In the absence of an apparent tumor in the neck after thyroidectomy, including US and RxWBS, repeat US examination in the first year after RAI, as recommended by current guidelines [1-3], did not show disease in any of the 254 patients. The same was observed in the second year. In the subsequent three years, if US were restricted to patients with u-Tg ≥1 ng/mL [4], 95% of the patients could be exempted from this examination, and the risk of tumor recurrence in the neck going undetected due to the omission of US would be only 0.4% in these patients. We attributed these results to the following facts.
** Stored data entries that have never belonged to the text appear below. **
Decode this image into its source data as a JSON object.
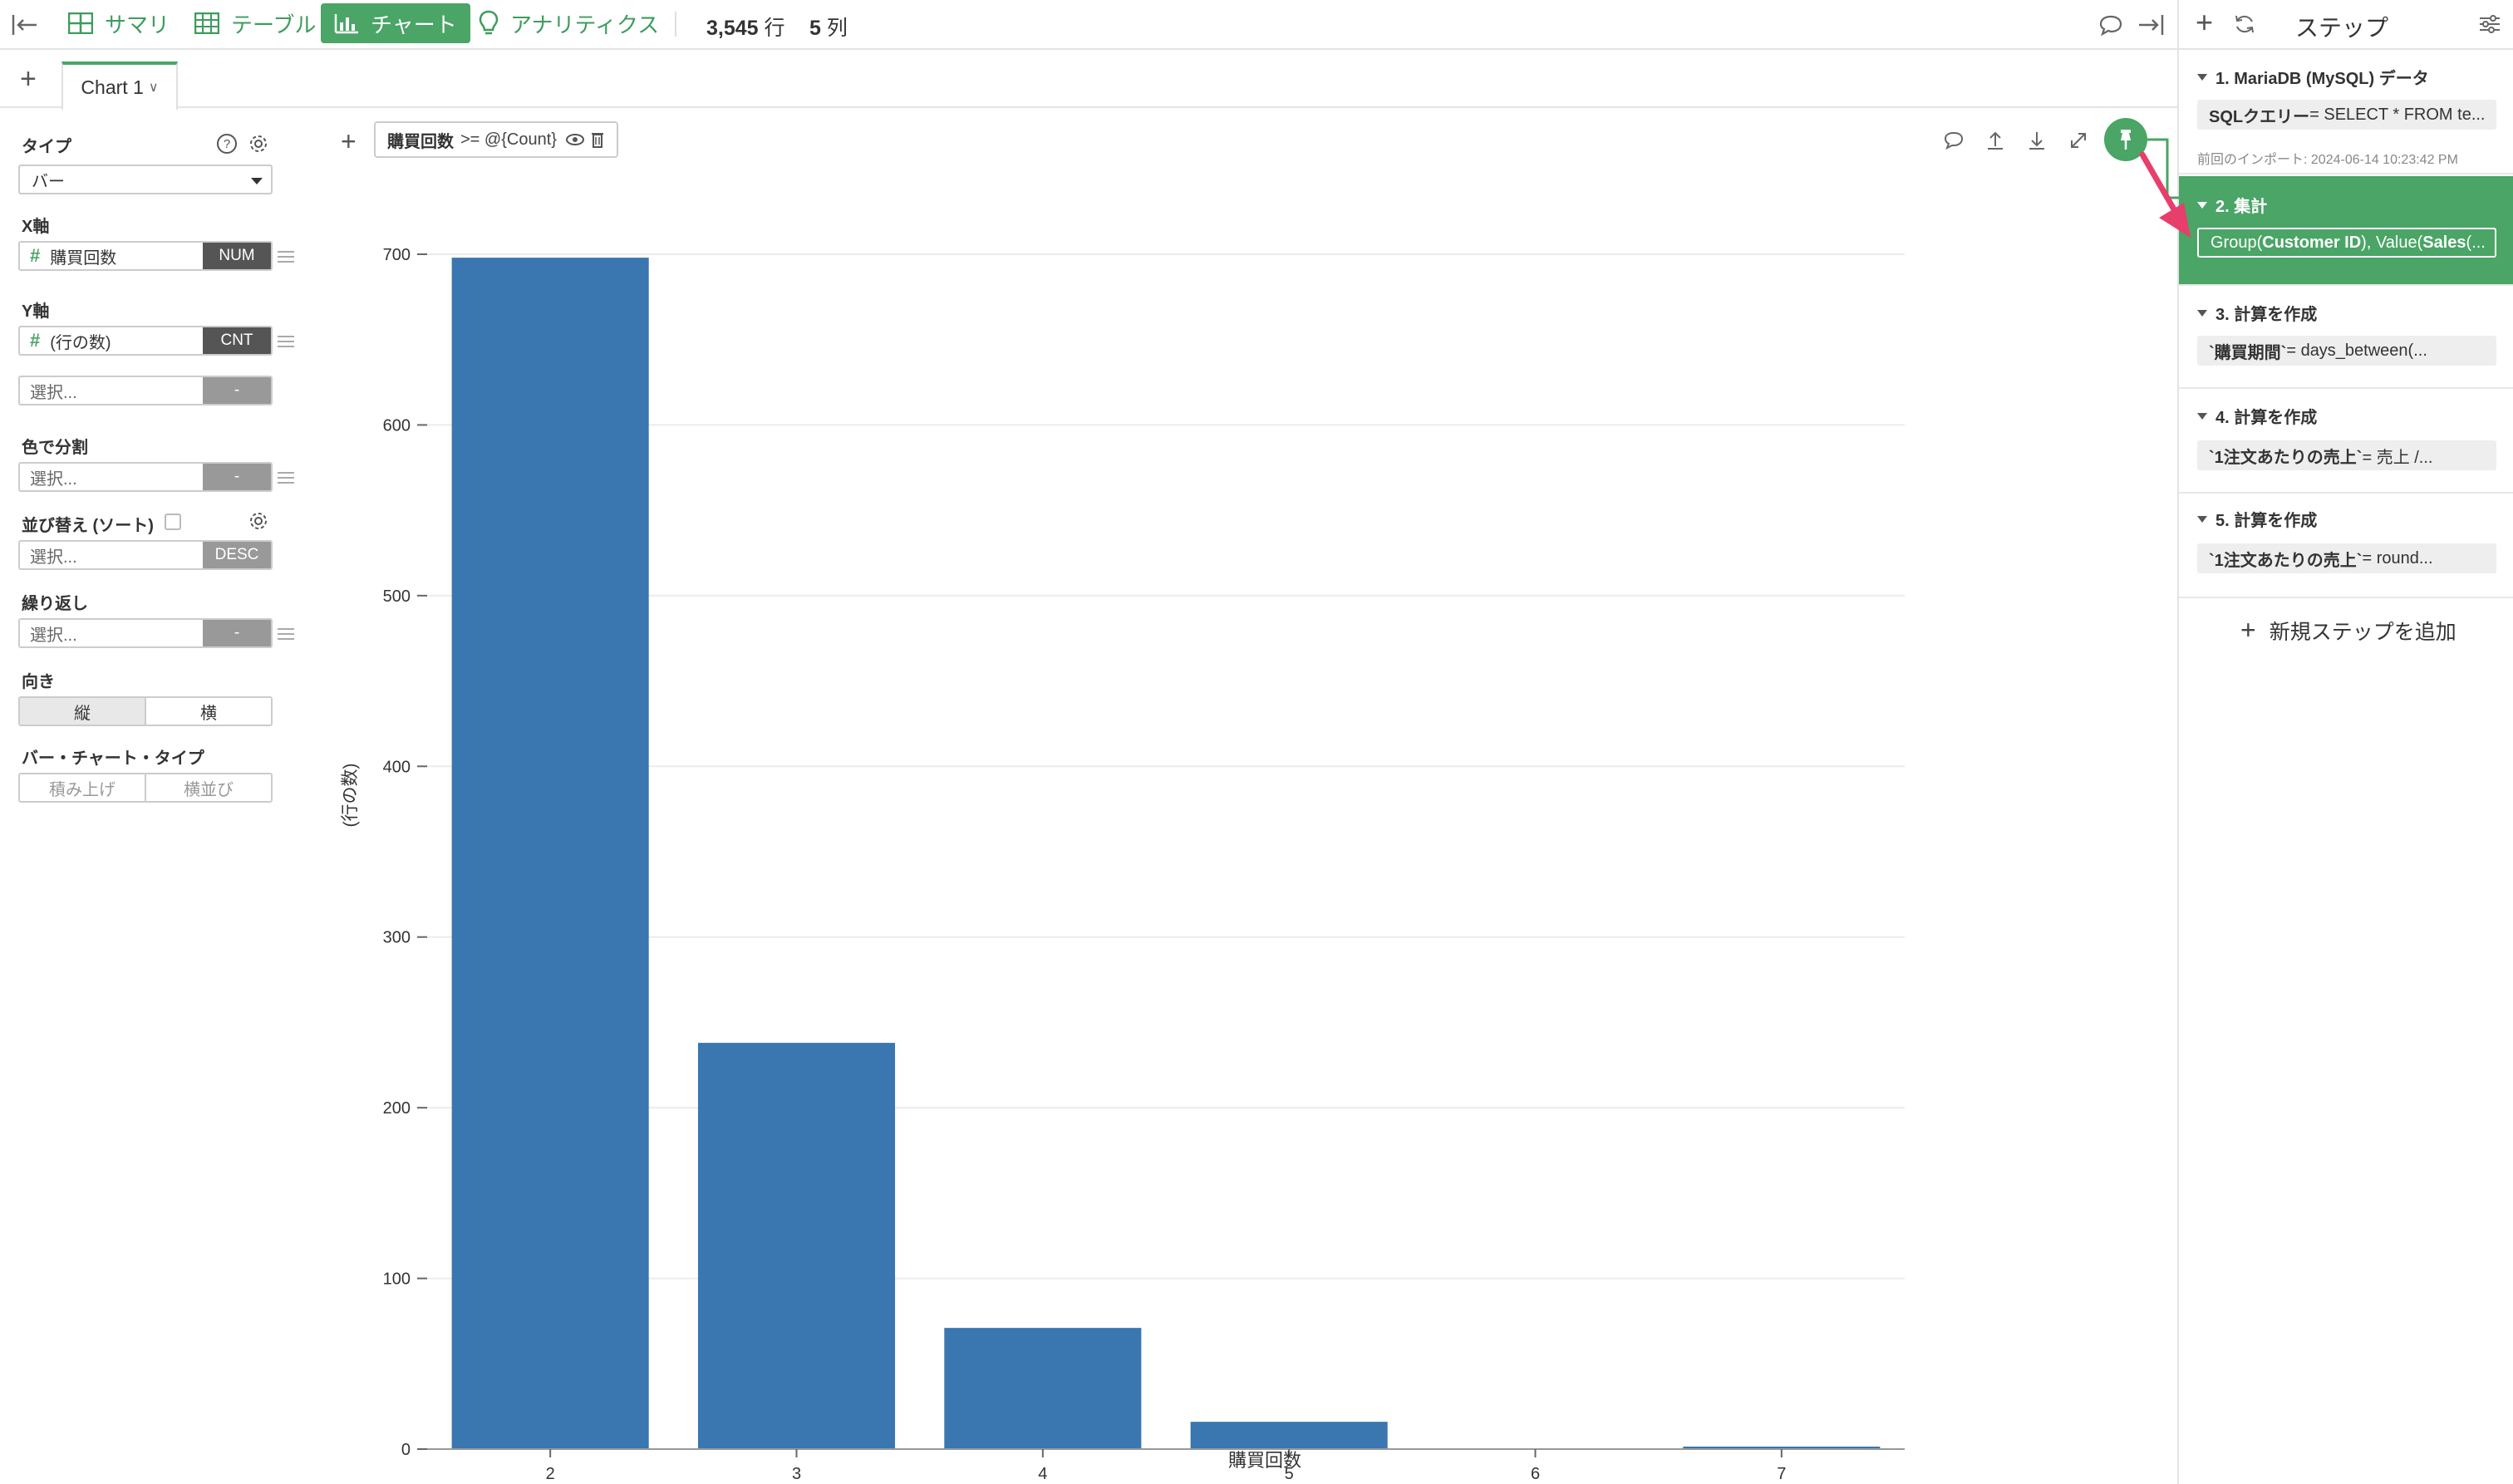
{
  "toolbar": {
    "tabs": [
      {
        "label": "サマリ",
        "icon": "summary-grid-icon"
      },
      {
        "label": "テーブル",
        "icon": "table-icon"
      },
      {
        "label": "チャート",
        "icon": "bar-chart-icon"
      },
      {
        "label": "アナリティクス",
        "icon": "lightbulb-icon"
      }
    ],
    "active_tab": "チャート",
    "rows": "3,545",
    "rows_unit": "行",
    "cols": "5",
    "cols_unit": "列",
    "accent_color": "#4aa566"
  },
  "chart_tabs": {
    "add_label": "+",
    "tabs": [
      {
        "label": "Chart 1"
      }
    ]
  },
  "config": {
    "type": {
      "label": "タイプ",
      "value": "バー"
    },
    "x_axis": {
      "label": "X軸",
      "field": "購買回数",
      "tag": "NUM"
    },
    "y_axis": {
      "label": "Y軸",
      "field": "(行の数)",
      "tag": "CNT",
      "extra_placeholder": "選択...",
      "extra_tag": "-"
    },
    "color": {
      "label": "色で分割",
      "placeholder": "選択...",
      "tag": "-"
    },
    "sort": {
      "label": "並び替え (ソート)",
      "placeholder": "選択...",
      "tag": "DESC"
    },
    "repeat": {
      "label": "繰り返し",
      "placeholder": "選択...",
      "tag": "-"
    },
    "orientation": {
      "label": "向き",
      "options": [
        "縦",
        "横"
      ],
      "selected": "縦"
    },
    "bar_type": {
      "label": "バー・チャート・タイプ",
      "options": [
        "積み上げ",
        "横並び"
      ]
    }
  },
  "filter": {
    "field": "購買回数",
    "expression": ">= @{Count}"
  },
  "chart_data": {
    "type": "bar",
    "categories": [
      "2",
      "3",
      "4",
      "5",
      "6",
      "7"
    ],
    "values": [
      698,
      238,
      71,
      16,
      0,
      1
    ],
    "xlabel": "購買回数",
    "ylabel": "(行の数)",
    "ylim": [
      0,
      700
    ],
    "yticks": [
      0,
      100,
      200,
      300,
      400,
      500,
      600,
      700
    ],
    "bar_color": "#3a76af",
    "grid": true
  },
  "steps_panel": {
    "title": "ステップ",
    "steps": [
      {
        "title": "1. MariaDB (MySQL) データ",
        "box_key": "SQLクエリー",
        "box_rest": " = SELECT * FROM te...",
        "meta": "前回のインポート: 2024-06-14 10:23:42 PM"
      },
      {
        "title": "2. 集計",
        "box_html_parts": [
          "Group(",
          "Customer ID",
          "), Value(",
          "Sales",
          " (..."
        ],
        "active": true
      },
      {
        "title": "3. 計算を作成",
        "box_key": "`購買期間`",
        "box_rest": " = days_between(..."
      },
      {
        "title": "4. 計算を作成",
        "box_key": "`1注文あたりの売上`",
        "box_rest": " = 売上 /..."
      },
      {
        "title": "5. 計算を作成",
        "box_key": "`1注文あたりの売上`",
        "box_rest": " = round..."
      }
    ],
    "add_step_label": "新規ステップを追加"
  }
}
First, US was performed by an experienced professional, US was not obtained immediately after surgery, reducing the risk of artifacts that could compromise appropriate evaluation of the neck [1, 6, 8], and we adopted a criterion to define “suspicious” US. As previously demonstrated by us, this criterion is highly sensitive [10]. We believe that this care can be applied in clinical practice without major difficulty. Second, in addition to US, RxWBS was also used to rule out persistent disease, and the application of this method after treatment with RAI is a well-established recommendation [2]. It should be noted that we did not perform SPECT/CT, as currently preferred [2, 16], which could theoretically increase sensitivity and further improve the negative predictive value of initial assessment. We recognize that the results cannot be applied to high-risk patients. In contrast, the results can be extrapolated to low-risk patients submitted to total thyroidectomy without RAI. In this case, it is possible that the u-Tg cut-off excluding repeat US in these patients is > 1 ng/mL because of the presence of thyroid remnant.
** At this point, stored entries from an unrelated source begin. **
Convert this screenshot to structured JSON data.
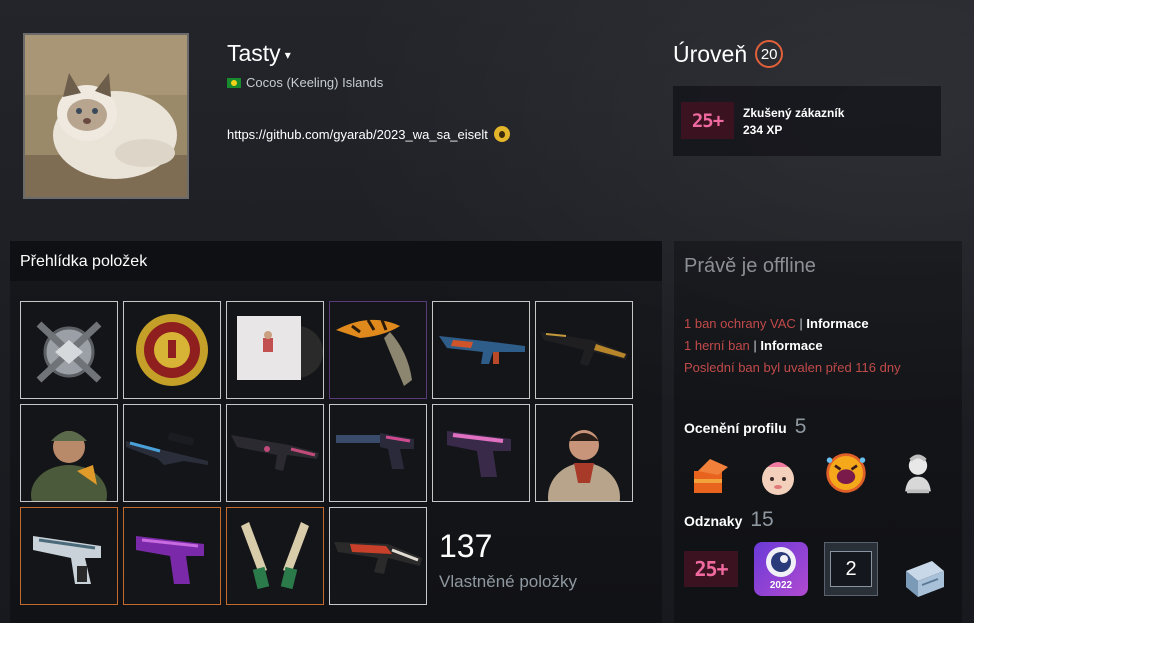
{
  "profile": {
    "persona_name": "Tasty",
    "caret": "▾",
    "location": "Cocos (Keeling) Islands",
    "summary": "https://github.com/gyarab/2023_wa_sa_eiselt"
  },
  "level": {
    "label": "Úroveň",
    "value": "20",
    "xp_badge": "25+",
    "xp_title": "Zkušený zákazník",
    "xp_value": "234 XP"
  },
  "showcase": {
    "title": "Přehlídka položek",
    "count": "137",
    "count_label": "Vlastněné položky",
    "items": [
      "silver-medal-icon",
      "coin-medal-icon",
      "music-kit-icon",
      "knife-icon",
      "rifle-blue-icon",
      "rifle-ak-icon",
      "agent-soldier-icon",
      "sniper-icon",
      "rifle-m4-icon",
      "pistol-silenced-icon",
      "pistol-pink-icon",
      "agent-man-icon",
      "deagle-icon",
      "pistol-purple-icon",
      "dual-pistols-icon",
      "rifle-red-icon"
    ]
  },
  "sidebar": {
    "status": "Právě je offline",
    "ban1": "1 ban ochrany VAC",
    "ban1_link": "Informace",
    "ban2": "1 herní ban",
    "ban2_link": "Informace",
    "ban_last": "Poslední ban byl uvalen před 116 dny",
    "sep": "|",
    "awards_title": "Ocenění profilu",
    "awards_count": "5",
    "badges_title": "Odznaky",
    "badges_count": "15",
    "badge_years": "25+",
    "badge_2022": "2022",
    "badge_number": "2"
  },
  "colors": {
    "accent_level": "#e0603a",
    "ban_red": "#c14a4a",
    "muted": "#8f98a0"
  }
}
As reported in other studies [4], we demonstrate that US detected many more false-positives than true-positive recurrences. Among patients with at least one “suspicious” US, the disease was confirmed in only 8.5%. Considering only US scans performed at the currently recommended times after treatment with RAI, i.e., in the first year and repeated in the third and fifth year [1-3], more than 750 scans were obtained for the detection of 4 recurrences, a fact that renders the detection of one recurrence expensive at least in these patients.
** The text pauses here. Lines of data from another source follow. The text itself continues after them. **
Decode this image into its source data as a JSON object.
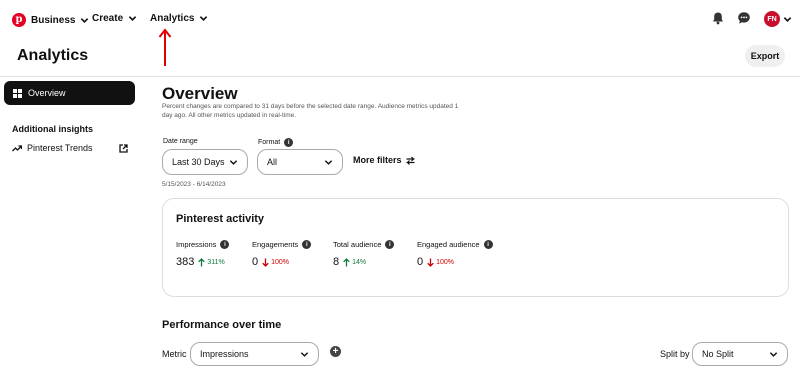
{
  "nav": {
    "business": "Business",
    "create": "Create",
    "analytics": "Analytics",
    "avatar_initials": "FN"
  },
  "header": {
    "title": "Analytics",
    "export_label": "Export"
  },
  "sidebar": {
    "active_item": "Overview",
    "section_heading": "Additional insights",
    "trends_label": "Pinterest Trends"
  },
  "overview": {
    "title": "Overview",
    "subtitle": "Percent changes are compared to 31 days before the selected date range. Audience metrics updated 1 day ago. All other metrics updated in real-time.",
    "date_range_label": "Date range",
    "date_range_value": "Last 30 Days",
    "format_label": "Format",
    "format_value": "All",
    "more_filters": "More filters",
    "date_span": "5/15/2023 - 6/14/2023"
  },
  "activity": {
    "title": "Pinterest activity",
    "metrics": [
      {
        "label": "Impressions",
        "value": "383",
        "change": "311%",
        "direction": "up"
      },
      {
        "label": "Engagements",
        "value": "0",
        "change": "100%",
        "direction": "down"
      },
      {
        "label": "Total audience",
        "value": "8",
        "change": "14%",
        "direction": "up"
      },
      {
        "label": "Engaged audience",
        "value": "0",
        "change": "100%",
        "direction": "down"
      }
    ]
  },
  "performance": {
    "title": "Performance over time",
    "metric_label": "Metric",
    "metric_value": "Impressions",
    "split_label": "Split by",
    "split_value": "No Split"
  },
  "colors": {
    "brand_red": "#e60023",
    "up_green": "#0f7a3a",
    "down_red": "#cc0000",
    "annotation_arrow": "#e00000"
  }
}
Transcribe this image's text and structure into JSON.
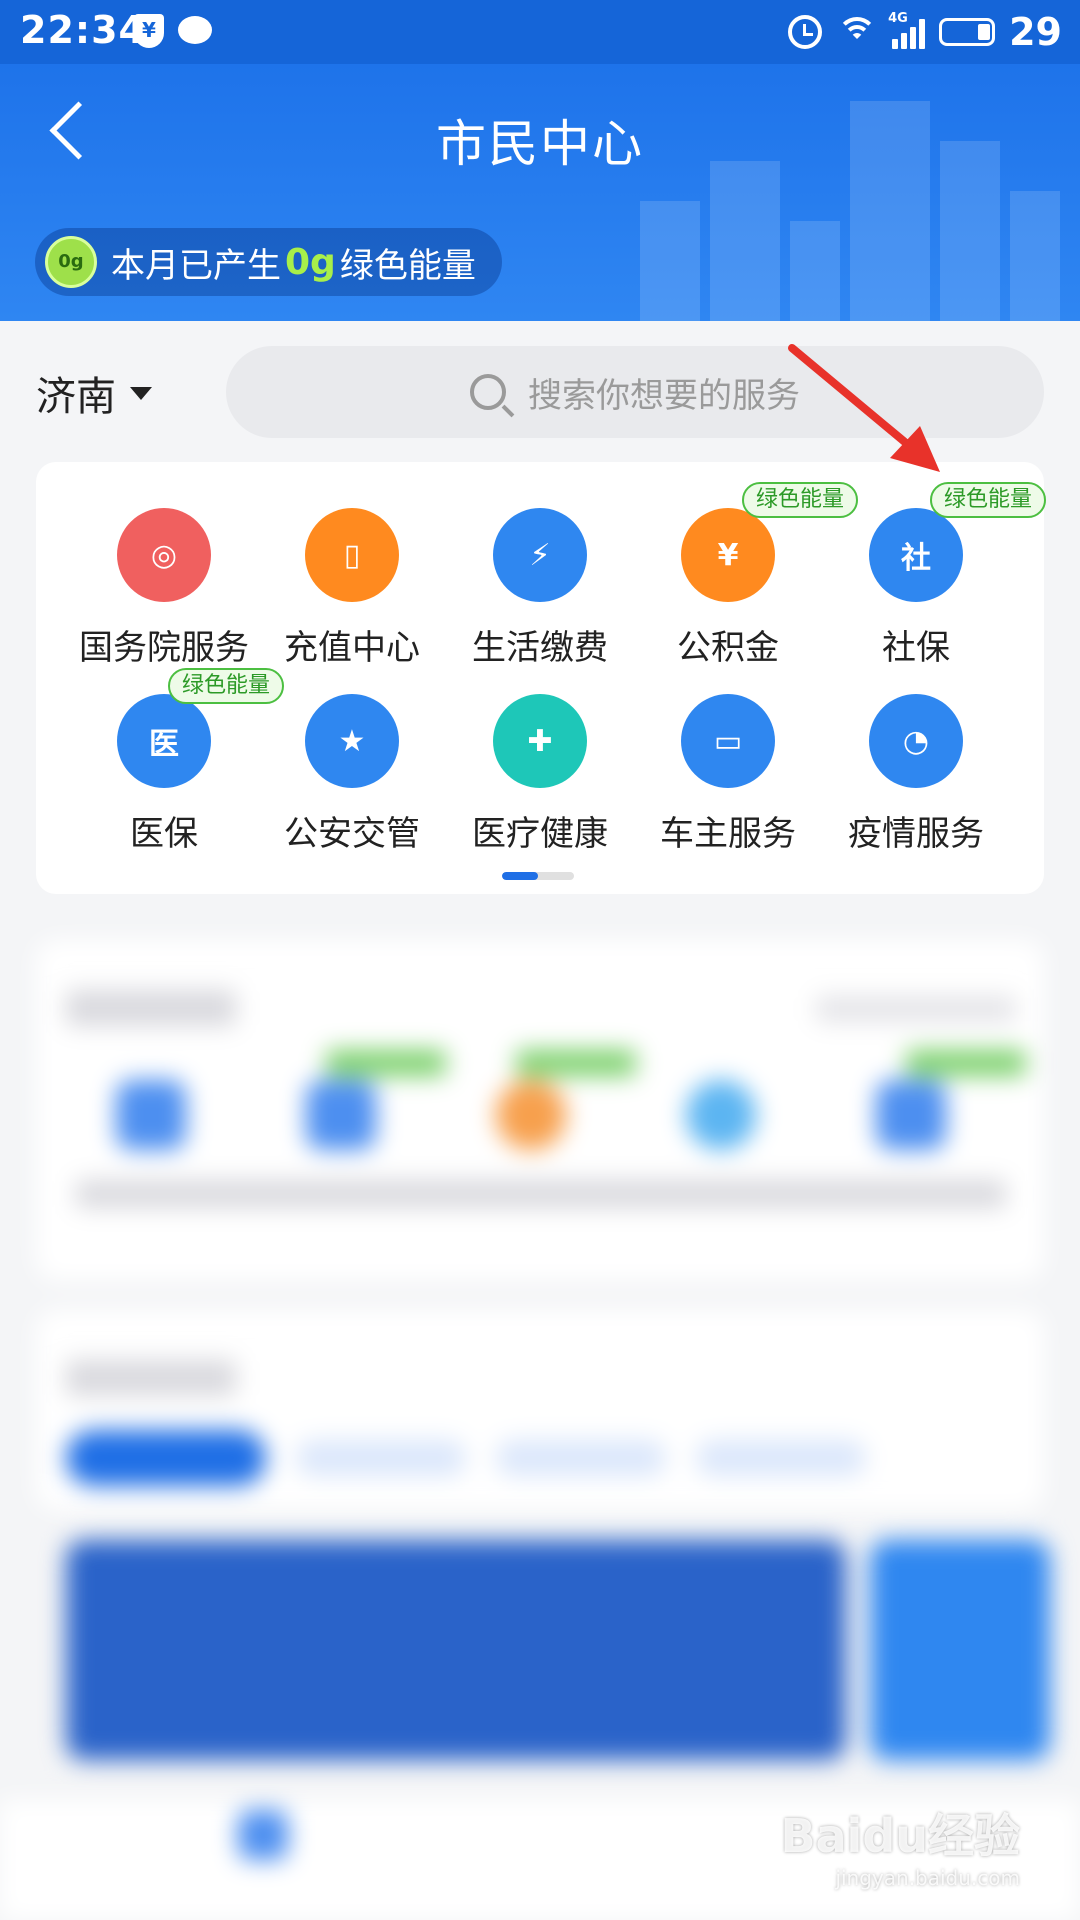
{
  "status_bar": {
    "time": "22:34",
    "shield_glyph": "¥",
    "network": "4G",
    "battery": "29"
  },
  "header": {
    "title": "市民中心",
    "energy_prefix": "本月已产生",
    "energy_value": "0g",
    "energy_suffix": "绿色能量",
    "badge": "0g"
  },
  "location": {
    "city": "济南"
  },
  "search": {
    "placeholder": "搜索你想要的服务"
  },
  "services": {
    "tag_label": "绿色能量",
    "items": [
      {
        "label": "国务院服务",
        "color": "#f0605f",
        "icon": "emblem-icon",
        "glyph": "◎"
      },
      {
        "label": "充值中心",
        "color": "#ff8a1f",
        "icon": "phone-icon",
        "glyph": "▯"
      },
      {
        "label": "生活缴费",
        "color": "#2f87f0",
        "icon": "water-drop-icon",
        "glyph": "⚡"
      },
      {
        "label": "公积金",
        "color": "#ff8a1f",
        "icon": "house-yuan-icon",
        "glyph": "¥"
      },
      {
        "label": "社保",
        "color": "#2f87f0",
        "icon": "shield-social-icon",
        "glyph": "社"
      },
      {
        "label": "医保",
        "color": "#2f87f0",
        "icon": "shield-medical-icon",
        "glyph": "医"
      },
      {
        "label": "公安交管",
        "color": "#2f87f0",
        "icon": "police-icon",
        "glyph": "★"
      },
      {
        "label": "医疗健康",
        "color": "#1ec7b8",
        "icon": "stethoscope-icon",
        "glyph": "✚"
      },
      {
        "label": "车主服务",
        "color": "#2f87f0",
        "icon": "car-icon",
        "glyph": "▭"
      },
      {
        "label": "疫情服务",
        "color": "#2f87f0",
        "icon": "clock-icon",
        "glyph": "◔"
      }
    ]
  },
  "watermark": {
    "main": "Baidu经验",
    "sub": "jingyan.baidu.com"
  },
  "colors": {
    "header_blue": "#1e73ea",
    "green_tag": "#2c9a27",
    "annotation_red": "#e8322a"
  }
}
In conclusion, the results suggest that low- or intermediate-risk patients with PTC without persistent disease after total thyroidectomy (including postoperative US and RxWBS) do not require repeat US examination in the first two years after treatment with RAI. In the following years until the fifth year, this imaging method can be restricted to patients with u-Tg ≥1 ng/mL [4] and would not be necessary in patients with undetectable Tg and TgAb.
Statement of Ethics
The study was approved by the Research Ethics Committee of our institution, and the subjects gave informed consent.
Disclosure Statement
The authors declare that there is no conflict of interest that could be perceived as prejudicing the impartiality of the research reported.
Funding Sources
This work was supported by the National Council for Scientific and Technological Development (CNPq).